Peter Gena suggests that the origins of sonification can be found in algorithmic composition and the pioneering days of computer music. Further, he reminds us of the fact that it was only recently that musical composition, with the advent of recording and synthesis, became a question of manipulating sound. Up until then, it was a question of manipulating notes or in other words—data. This is an interesting point in the debate, on whether sonification belongs to the realm of music, art or science (or all three). And it is worth noting that Richard Kroland-Martinet, Solvi Ystad and Mitsuko Aramaki, in their rigorously scientific approach, employ what might be considered reverse engineering techniques—the analysis of expression in musical interpretation—in their studies leading to the creation of models for “applied” sonification. Scot Gresham Lancaster and Stephen Barrass tackle the sense of the term sonification in depth querying Thomas Hermanns’ recent definition, which tends to exclude an artistic usage. I should hasten to add that in Aesthetic Strategies in Sonification presented here by Florian Grond and Thomas Hermann, a rather more “artist friendly” notion of sharing a common problem is put forward. Beyond this, the paper offers a careful, historical discussion of the nature of audio representation.

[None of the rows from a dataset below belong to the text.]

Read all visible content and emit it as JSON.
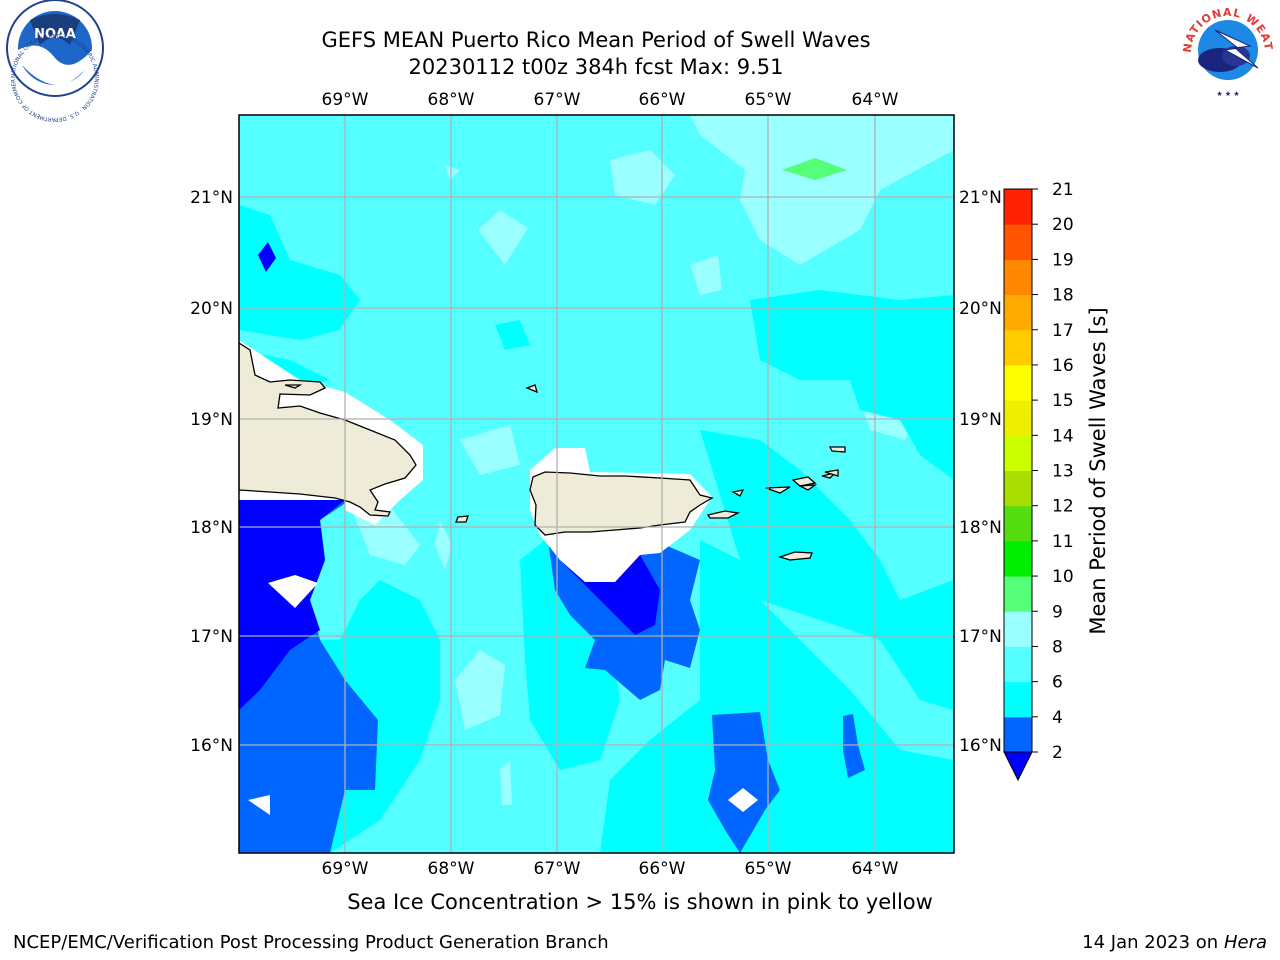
{
  "title": {
    "line1": "GEFS MEAN Puerto Rico Mean Period of Swell Waves",
    "line2": "20230112 t00z 384h fcst   Max: 9.51"
  },
  "map": {
    "lon_labels": [
      "69°W",
      "68°W",
      "67°W",
      "66°W",
      "65°W",
      "64°W"
    ],
    "lat_labels": [
      "21°N",
      "20°N",
      "19°N",
      "18°N",
      "17°N",
      "16°N"
    ],
    "land_color": "#eeecd9",
    "background_contour_color": "#55ffff"
  },
  "colorbar": {
    "title": "Mean Period of Swell Waves [s]",
    "ticks": [
      "2",
      "4",
      "6",
      "8",
      "9",
      "10",
      "11",
      "12",
      "13",
      "14",
      "15",
      "16",
      "17",
      "18",
      "19",
      "20",
      "21"
    ],
    "colors": [
      "#0000ff",
      "#0066ff",
      "#00ffff",
      "#55ffff",
      "#99ffff",
      "#55ff77",
      "#00ee00",
      "#55dd11",
      "#aadd00",
      "#ccff00",
      "#eeee00",
      "#ffff00",
      "#ffcc00",
      "#ffaa00",
      "#ff8800",
      "#ff5500",
      "#ff2200",
      "#ff0000"
    ]
  },
  "caption": "Sea Ice Concentration > 15% is shown in pink to yellow",
  "footer": {
    "left": "NCEP/EMC/Verification Post Processing Product Generation Branch",
    "right_date": "14 Jan 2023 on ",
    "right_host": "Hera"
  },
  "logos": {
    "noaa_text": "NOAA",
    "noaa_ring_text": "NATIONAL OCEANIC AND ATMOSPHERIC ADMINISTRATION · U.S. DEPARTMENT OF COMMERCE",
    "nws_ring_text": "NATIONAL WEATHER SERVICE"
  }
}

Jerome Joy’s interrogation of NMSAT (Networked Music and Sound Art Timeline) offers a multitude of cross-references, allowing us to trace the evolution of ideas and techniques leading to today’s practices of sonification.

4 Why

Why use data to produce sound? What does it signify? Artistic motivation is varied. In much of the work presented here, the use of data is considered as a counterpoint to personal choice and, as such, refers to artistic positions which reflect on determinism and freewill as deployed by landmark composers such as John Cage and Iannis Xenakis. Contributing composers—Peter Gena, Scot Gresham Lancaster and Stuart Jones, all of whom describe having had dealings with John Cage during their formative years, are able to consider without undue difficulty that sonification is a natural step in the evolution of music, though as the reader will discover the paths they follow are quite different. While Andrea Polli’s use of sonification does not exclude such ideas, her equation of audio environment to social and political engagement perhaps owes more to Murray Schafer for the invention of soundscape and to Joseph Beuys for his art of the social. Thus, her articulation of elements of interdisciplinary research is used to promote environmental and social awareness. Jens Brand treats the question of sonification with humor but still uses the fact that the data being interpreted is on the scale of the planet to get his message (and brand) across, while Marty Quinn believes in a future where a universal language of sonification will interpret data for the blind community. More concretely still, Richard Kroland-Martinet, Solvi Ystad and Mitsuko Aramaki at LMA aim to identify audio semiotics, through fundamental research combining acoustics and brain imaging techniques for use as design factors in industrial sonification.

From a more philosophical point of view, Jean Cristofol suggests, through a series of quite beautiful metaphors, a field of artistic endeavor related to information flux, which resonates in today’s connected society. Stuart Jones, primarily concerned with real-time data, debates whether sonification can articulate ontological and phenomenological approaches, building on Henri Bergsons’ notion of the intuition of passing time.

This brings us to the question of audience perception: do they need to know where the data are coming from? If a general consensus is possible, we would say that most artists engage in some sort of strategy to allow a comprehension, at least partial, of the provenance of the data being sonified. However, John Eacott has suggested that possibly 1 day the general public will be so used to music including elements of sonification that they will spontaneously seek the origins of the data being used upon arrival at a concert. The question of audience perception is debated in depth in the interviews that constitute John Eacott’s paper.

Possibly as a sort of epilogue, we have included an interview with Dr Bruno Debien, which we hope, offers insight into a world of sonification where the questions: What? Where? How? Why? are clearly answered.